Unveiling this Smell of Anxiety: Máret Ánne Sara Reimagines Tate's Turbine Hall with Reindeer Themed Installation
Visitors to the renowned gallery are familiar to unexpected encounters in its vast Turbine Hall. They have basked under an man-made sun, slid down amusement rides, and witnessed AI-powered jellyfish floating through the air. Yet this marks the inaugural time they will be engaging themselves in the intricate nose cavities of a reindeer. The latest artist commission for this cavernous space—developed by Indigenous Sámi artist Máret Ánne Sara—welcomes visitors into a winding structure modeled after the enlarged interior of a reindeer's nose cavities. Upon entering, they can wander around or unwind on pelts, listening on earphones to Sámi elders imparting narratives and knowledge.
The Significance of the Nose
Why choose the nasal structure? It may seem playful, but the exhibit pays tribute to a rarely recognized biological feat: scientists have uncovered that in less than one second, the reindeer's nose can heat the incoming air it inhales by eighty degrees, allowing the creature to survive in harsh Arctic conditions. Enlarging the nose to bigger than a person, Sara notes, "generates a sense of inferiority that you as a person are not superior over nature." Sara is a former journalist, children's author, and environmental activist, who is from a herding family in the far north of Norway. "Maybe that generates the chance to shift your outlook or trigger some humility," she states.

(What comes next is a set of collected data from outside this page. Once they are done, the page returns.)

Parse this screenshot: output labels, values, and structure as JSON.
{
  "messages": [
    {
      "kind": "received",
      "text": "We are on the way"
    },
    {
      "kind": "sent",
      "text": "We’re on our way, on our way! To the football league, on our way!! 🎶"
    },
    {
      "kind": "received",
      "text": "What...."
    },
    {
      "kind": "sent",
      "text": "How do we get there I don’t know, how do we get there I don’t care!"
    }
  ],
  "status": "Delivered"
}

A Tribute to Traditional Ways
The maze-like design is among various components in Sara's engaging exhibition celebrating the heritage, science, and worldview of the Sámi, the sole native group in Europe. Traditionally mobile, the Sámi count roughly 100,000 people distributed across the Norwegian north, Finland, Sweden, and the Kola region (an territory they call Sápmi). They have experienced persecution, cultural suppression, and suppression of their language by all four nations. With an emphasis on the reindeer, an creature at the core of the Sámi belief system and creation story, the art also spotlights the group's challenges associated with the climate crisis, loss of territory, and imperialism.
Meaning in Materials
Along the extended entrance incline, there's a looming, 26-metre sculpture of skins ensnared by power and light cables. It serves as a metaphor for the political and economic systems limiting the Sámi. Like an electrical tower, part heavenly staircase, this component of the artwork, named Goavve-, refers to the Sámi name for an severe climatic event, whereby thick layers of ice appear as changing weather thaw and ice over the snow, locking in the reindeers' key cold-season sustenance, moss. The condition is a consequence of climate change, which is happening up to much more rapidly in the Far North than elsewhere.
A few years back, I traveled to see Sara in the Norwegian far north during a icy season and went with Sámi reindeer keepers on their snowmobiles in biting cold as they hauled trailers of supplementary feed on to the barren tundra to provide manually. The reindeer surrounded round us, scratching the frozen ground in vain for lichen-covered pieces. This expensive and demanding method is having a drastic effect on reindeer husbandry—and on the animals' natural survival. But the other option is malnutrition. When such conditions become frequent, reindeer are perishing—a number from starvation, others drowning after sinking in water bodies through prematurely melting ice. In a sense, the art is a memorial to them. "By overlapping of elements, in a way I'm introducing the goavvi to London," says Sara.
Opposing Belief Systems
This artwork also underscores the stark divergence between the modern interpretation of electricity as a asset to be exploited for gain and existence and the Sámi worldview of energy as an natural power in creatures, people, and the environment. Tate Modern's legacy as a industrial facility is linked with this, as is what the Sámi view as eco-imperialism by regional governments. As they strive to be leaders for sustainable power, Scandinavian countries have locked horns with the Sámi over the development of turbine fields, hydroelectric dams, and digging operations on their native soil; the Sámi assert their legal protections, ways of life, and way of life are threatened. "It's very difficult being such a limited population to stand your ground when the arguments are rooted in environmental protection," Sara comments. "Mining practices has adopted the rhetoric of environmentalism, but still it's just aiming to find better ways to maintain practices of consumption."
Family Struggles
The artist and her family have themselves conflicted with the state authorities over its tightening regulations on herding. In 2016, Sara's sibling embarked on a sequence of unsuccessful legal cases over the forced culling of his animals, supposedly to stop excessive feeding. In support, Sara produced a multi-year series of pieces named Pile O'Sápmi featuring a colossal screen of numerous reindeer skulls, which was shown at the 2017's show Documenta 14 and later purchased by the National Museum of Oslo, where it resides in the lobby.